On 1 April 2009, Lorenz confirmed to Richardson that its fee would be based on 10% of one year’s rent. Richardson forwarded this email to Fox-Davies on 2 April, and told him a budget of £100,000 had been put aside for this purpose. Fox-Davies was involved in the search for premises.

It was originally proposed that the lease of 23 Savile Row be taken in the name of a company called Jendens Holdings, as this was the proposed vehicle for the takeover of the defendant, but it was decided the lease should be in the name of Fox-Davies Capital.

There was a lot of urgency to complete the lease, which was entered into on 10 June. On 18 June, Fox-Davies informed Richardson that he was not prepared to proceed with the sale of the bank. The defendant subsequently disposed of the lease.
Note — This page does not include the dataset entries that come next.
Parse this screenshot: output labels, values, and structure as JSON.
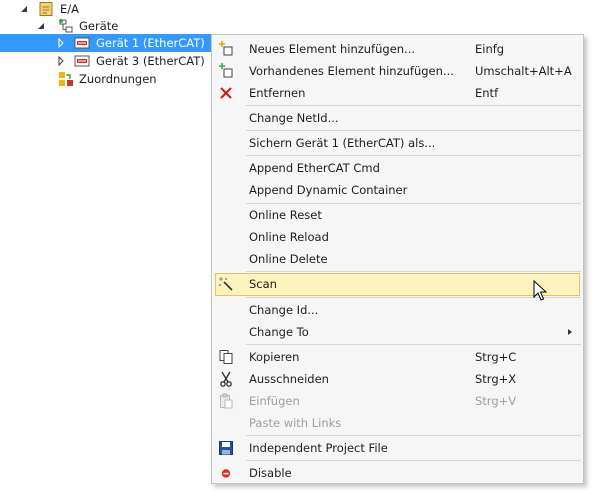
{
  "tree": {
    "root": {
      "label": "E/A",
      "icon": "io-folder-icon"
    },
    "geraete": {
      "label": "Geräte",
      "icon": "devices-icon"
    },
    "device1": {
      "label": "Gerät 1 (EtherCAT)",
      "icon": "ethercat-device-icon"
    },
    "device3": {
      "label": "Gerät 3 (EtherCAT)",
      "icon": "ethercat-device-icon"
    },
    "mappings": {
      "label": "Zuordnungen",
      "icon": "mappings-icon"
    }
  },
  "menu": {
    "add_new": {
      "label": "Neues Element hinzufügen...",
      "shortcut": "Einfg"
    },
    "add_existing": {
      "label": "Vorhandenes Element hinzufügen...",
      "shortcut": "Umschalt+Alt+A"
    },
    "remove": {
      "label": "Entfernen",
      "shortcut": "Entf"
    },
    "change_netid": {
      "label": "Change NetId..."
    },
    "save_as": {
      "label": "Sichern Gerät 1 (EtherCAT) als..."
    },
    "append_cmd": {
      "label": "Append EtherCAT Cmd"
    },
    "append_container": {
      "label": "Append Dynamic Container"
    },
    "online_reset": {
      "label": "Online Reset"
    },
    "online_reload": {
      "label": "Online Reload"
    },
    "online_delete": {
      "label": "Online Delete"
    },
    "scan": {
      "label": "Scan"
    },
    "change_id": {
      "label": "Change Id..."
    },
    "change_to": {
      "label": "Change To"
    },
    "copy": {
      "label": "Kopieren",
      "shortcut": "Strg+C"
    },
    "cut": {
      "label": "Ausschneiden",
      "shortcut": "Strg+X"
    },
    "paste": {
      "label": "Einfügen",
      "shortcut": "Strg+V"
    },
    "paste_links": {
      "label": "Paste with Links"
    },
    "independent_file": {
      "label": "Independent Project File"
    },
    "disable": {
      "label": "Disable"
    }
  },
  "colors": {
    "selection": "#3399ff",
    "menu_background": "#f6f6f6",
    "hover_background": "#fdf3bd",
    "hover_border": "#e5c365",
    "disabled_text": "#a0a0a0"
  }
}
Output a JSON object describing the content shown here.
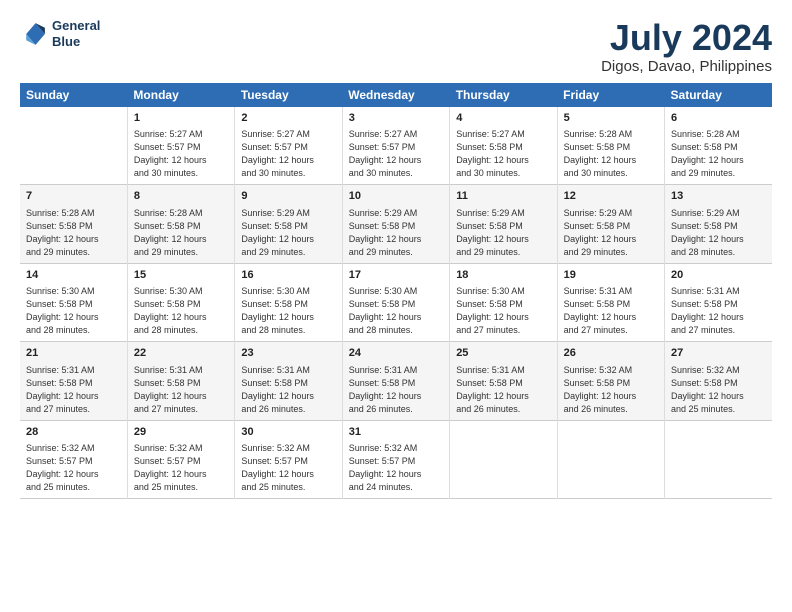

Lorenz initially sought to recover its fee from Richardson, who claimed that he had no liability as all negotiations were carried out on behalf of the defendant. Lorenz then sought to recover its fee from Fox-Davies Capital on the basis that Richardson had had authority to enter into a contract with it on its behalf or that the defendant was prevented by its own conduct from arguing that it was liable.

The court noted that, rather than pursuing any claim against Richardson, Lorenz had proceeded to find premises for Richardson’s business, which would have ordinarily commanded a fee of about £70,000 but, in the light of all that had happened, a fee of £100,000 was agreed in settlement of all matters.

The court was of the view that Richardson had never had any actual or implied authority to act on behalf of the defendant and it held that Lorenz had not proved Richardson did have such authority and that he intended to instruct Lorenz upon behalf of the defendant.

Fox-Davies had not given Richardson any such authority. The need for larger premises arose from Richardson’s intention to take over and expand the bank. It decided Richardson had been acting on his own behalf when retaining Lorenz at a time when he had not acquired the defendant and had no control over it, so there was no reason for Lorenz to consider it had been instructed by anyone except Richardson.

The court did not think that the conduct of the defendant in participating in the search for the new offices gave rise to any liability. There was no clear and unequivocal recognition 
or representation that it had a contract with Lorenz.

Accordingly, the claim failed, as the only party that could have had any liability was Richardson.

Summing up: Lorenz v Fox Davies

  • Lorenz claimed a fee from Fox-Davies after finding space on 23 Savile Row.
  • Fox-Davies said he was not liable as Richardson had contracted with Lorenz on his own behalf.
  • The court found Fox-Davies was not liable. Only Richardson could have been liable.